По отношению к лицу Диониса нужно принять во внимание особенное обстоятельство: его двойственную природу, как героя и как бога. В Аттике столь воспреобладало, вследствие религиозной политики Писистрата и авторитета мистерий, Дионисово богопочитание, что прямо выводить его в трагедии оказалось неуместным, особливо же выводить в божественном его облике, какой он имеет, например, в мифе о Титанах, в противоположность мифу о Пенфее, где таинственный вождь менад действует под маской героя, апостола Дионисова.

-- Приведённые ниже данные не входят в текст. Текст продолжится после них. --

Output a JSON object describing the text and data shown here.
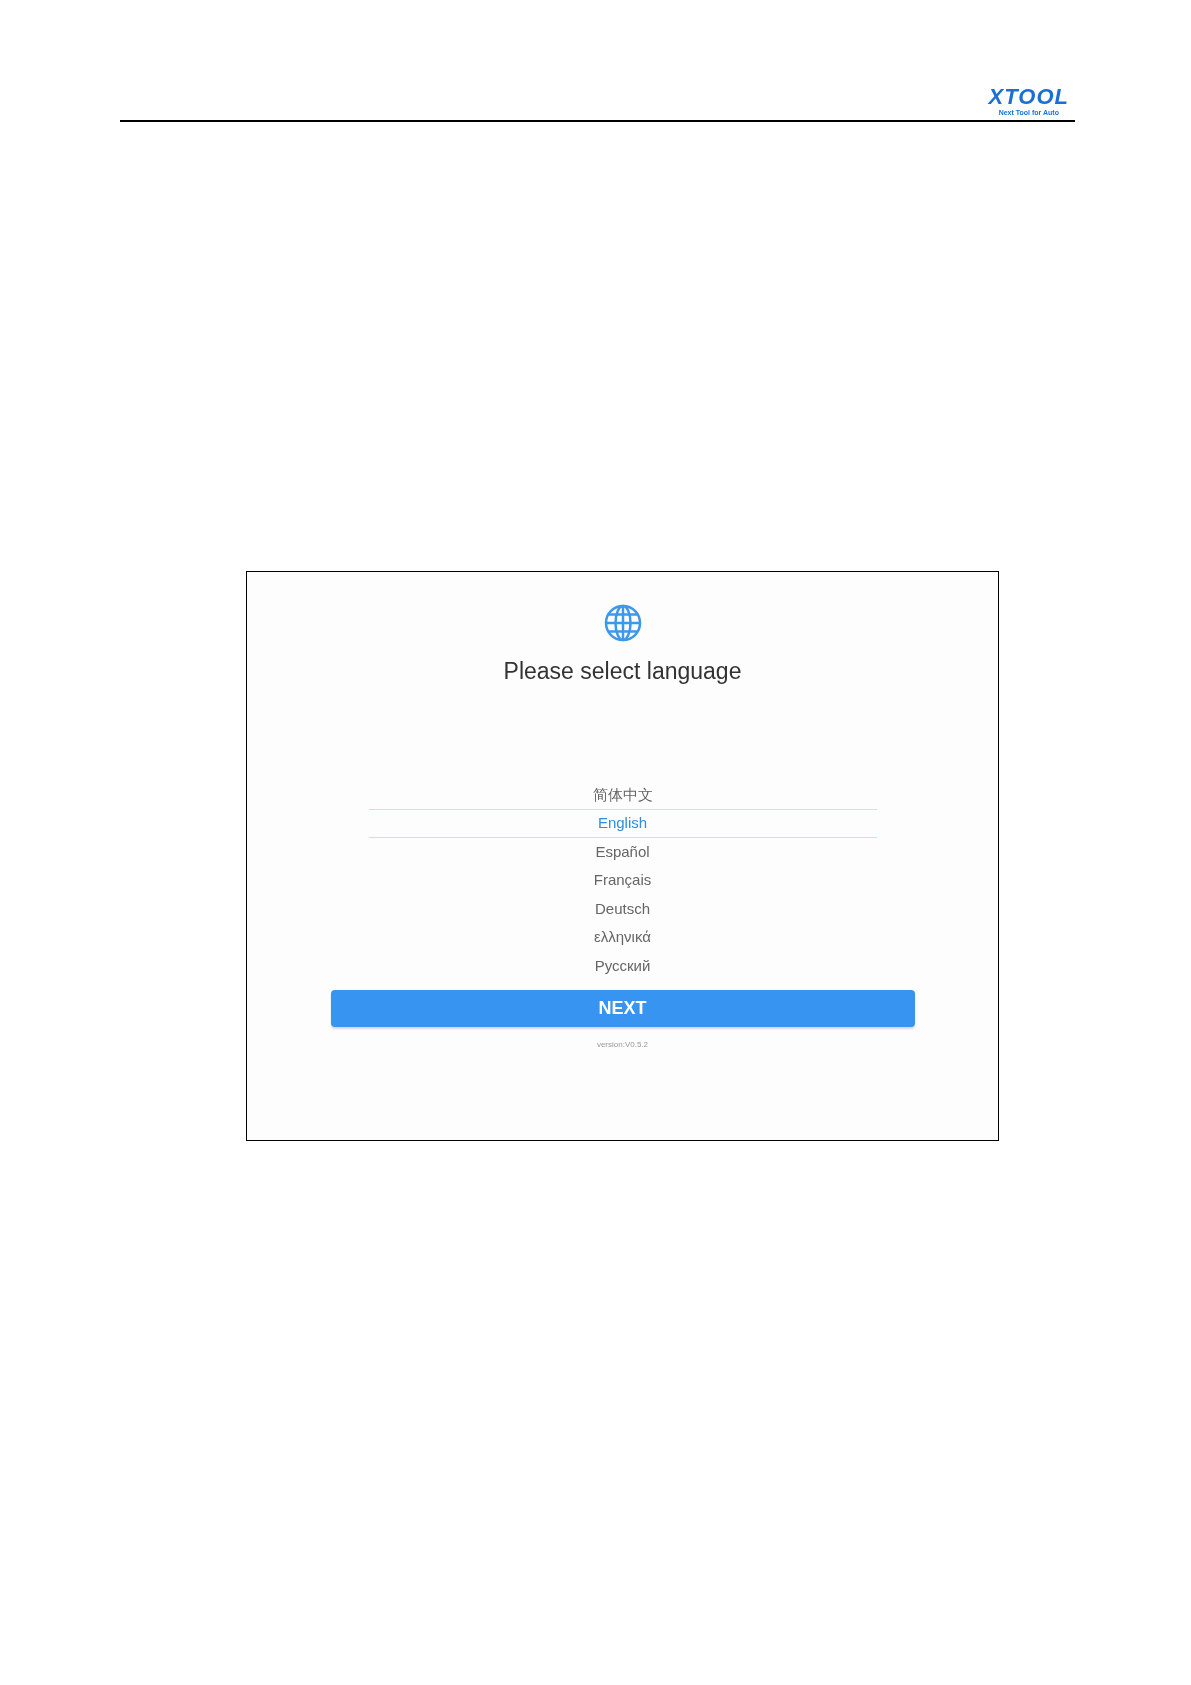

Правда, безусловным это правило не было, и порой трагедия, — например, о Ликурге, — была, тем не менее, картиной индивидуальных страстей бога; но протагонистом был в названном произведении все же не Дионис. А с исключением протагониста Диониса исключается и неразлучный с ним сонм Сатиров. Такова была главнейшая из «перемен», испытанных трагедией: значит ли это, что она перестала быть служением Дионису и впервые нашла свою истинную природу, освободясь от него? что нет в ней более бога страдающего? Понять его имманентное и животворящее в ней присутствие можно лишь при условии, если мы отрешимся от узкого отожествления страдающего бога с растерзанным младенцем частного мифа и проникнемся живым смыслом всенародного представления о боге-герое. Каждая героическая участь, представленная в священном участке Диониса во имя его, в облаке ему воскуряемого жертвенного дыма, после ночного служения ему в воспоминание о его героическом нисхождении в темное царство, есть утверждение ясной для эллинов религиозной истины о божественном архегете страстей, как всякое прославление христианского мученика, в катакомбах ли, или в церкви, — служение Христу. Но избавиться от предрассудка об эллинской религии как всецело «натуралистической» не по силам многим: они должны и по-прежнему будут, читая Орестию, твердить: «uden pros Dionyson», — и пожимать плечами на бессмысленный пережиток дионисийской жертвы, сопровождающей действо: «uden pros Oresten!»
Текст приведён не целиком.